The new regulation introduced by Turkey's Agriculture and Forestry Ministry aims to make products that are a clear threat to human health less attractive and will begin to be implemented as of July 5. All old products will be taken down from shelves by Jan. 5, 2020.
Accordingly, the combined health warnings on cigarettes and tobacco products will be covering at least 50 percent of the surface of the packages, while the warning text will cover some 30 percent and the information about quitting will cover at least 10 percent.
When the regulation comes into full effect, the total percentage of the warning text and cautionary labelling will cover about 85 percent of the packaging, up from the current 65 percent.
The new rules will be applied to products produced in Turkey and those imported from abroad. Warnings will also have to be written in the Helvetica font in one size, and the boxes will be plain, unattractive and uniform, and no coating or foil stamping will be allowed.
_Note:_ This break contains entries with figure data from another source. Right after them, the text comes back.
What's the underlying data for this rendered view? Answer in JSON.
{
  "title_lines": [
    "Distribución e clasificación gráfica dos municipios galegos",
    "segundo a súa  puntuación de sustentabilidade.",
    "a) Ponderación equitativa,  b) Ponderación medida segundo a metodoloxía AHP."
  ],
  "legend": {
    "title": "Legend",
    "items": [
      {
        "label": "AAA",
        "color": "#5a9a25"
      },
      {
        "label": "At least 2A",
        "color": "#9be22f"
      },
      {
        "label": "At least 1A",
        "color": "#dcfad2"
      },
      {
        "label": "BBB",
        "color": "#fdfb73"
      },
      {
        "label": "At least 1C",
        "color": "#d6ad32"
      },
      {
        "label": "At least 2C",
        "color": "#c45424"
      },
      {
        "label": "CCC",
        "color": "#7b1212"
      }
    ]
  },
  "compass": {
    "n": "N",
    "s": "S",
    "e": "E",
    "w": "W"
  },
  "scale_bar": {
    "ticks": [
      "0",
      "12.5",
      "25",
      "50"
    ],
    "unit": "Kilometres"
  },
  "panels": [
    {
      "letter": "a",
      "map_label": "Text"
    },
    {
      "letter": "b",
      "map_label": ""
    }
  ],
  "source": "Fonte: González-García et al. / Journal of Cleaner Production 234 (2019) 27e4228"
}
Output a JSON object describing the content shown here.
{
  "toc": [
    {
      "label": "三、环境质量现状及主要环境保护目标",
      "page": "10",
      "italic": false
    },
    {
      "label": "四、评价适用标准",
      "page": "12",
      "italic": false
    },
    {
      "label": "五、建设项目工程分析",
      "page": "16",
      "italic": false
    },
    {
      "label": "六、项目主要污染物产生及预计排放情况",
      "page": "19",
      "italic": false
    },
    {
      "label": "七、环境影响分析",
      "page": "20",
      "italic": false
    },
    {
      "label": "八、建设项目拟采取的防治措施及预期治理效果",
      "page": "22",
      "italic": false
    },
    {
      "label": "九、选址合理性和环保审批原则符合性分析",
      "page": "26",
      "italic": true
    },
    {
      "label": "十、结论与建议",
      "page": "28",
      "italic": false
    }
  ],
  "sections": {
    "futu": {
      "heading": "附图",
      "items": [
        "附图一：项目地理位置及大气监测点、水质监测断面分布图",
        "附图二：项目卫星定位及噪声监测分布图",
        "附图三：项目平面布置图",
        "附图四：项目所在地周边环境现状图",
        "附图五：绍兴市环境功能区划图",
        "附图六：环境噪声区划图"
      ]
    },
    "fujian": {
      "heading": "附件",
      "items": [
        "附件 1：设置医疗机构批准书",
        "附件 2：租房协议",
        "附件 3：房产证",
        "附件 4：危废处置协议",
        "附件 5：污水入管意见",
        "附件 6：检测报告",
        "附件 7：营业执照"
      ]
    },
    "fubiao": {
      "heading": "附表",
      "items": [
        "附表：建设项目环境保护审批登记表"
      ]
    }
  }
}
Vitamins, additives and other products of the same nature that give the impression that tobacco products are healthy or less harmful, as well as tobacco products that contain ingredients such as caffeine, taurine or coloring materials, carcinogenic, mutagenic and reprotoxic (CMR) substances, or supplements that claim to give energy and vitality will no longer be supplied to markets.
Cigarettes containing menthol derivatives will also be no longer available after July 5, 2019.
The regulation, which was announced last year, is the latest effort by Turkey to curb smoking under the leadership of President Recep Tayyip Erdoğan, a staunch teetotaler who introduced a comprehensive indoor smoking ban in 2009 for venues like restaurants, bars, and so forth. In a multistage action plan, Turkey later extended the ban on smoking in various other areas such as stadiums, mosque courtyards and hospitals. Apart from the ban, the country has imposed higher taxes on cigarettes and provided free medicine and treatment for smokers. No official figures are available but experts say smoking kills more than 100,000 people every year in Turkey due to diseases linked to smoking. The smoking rate was 31.6 percent in 2016, the latest available data, a decline from 32.5 percent in 2014.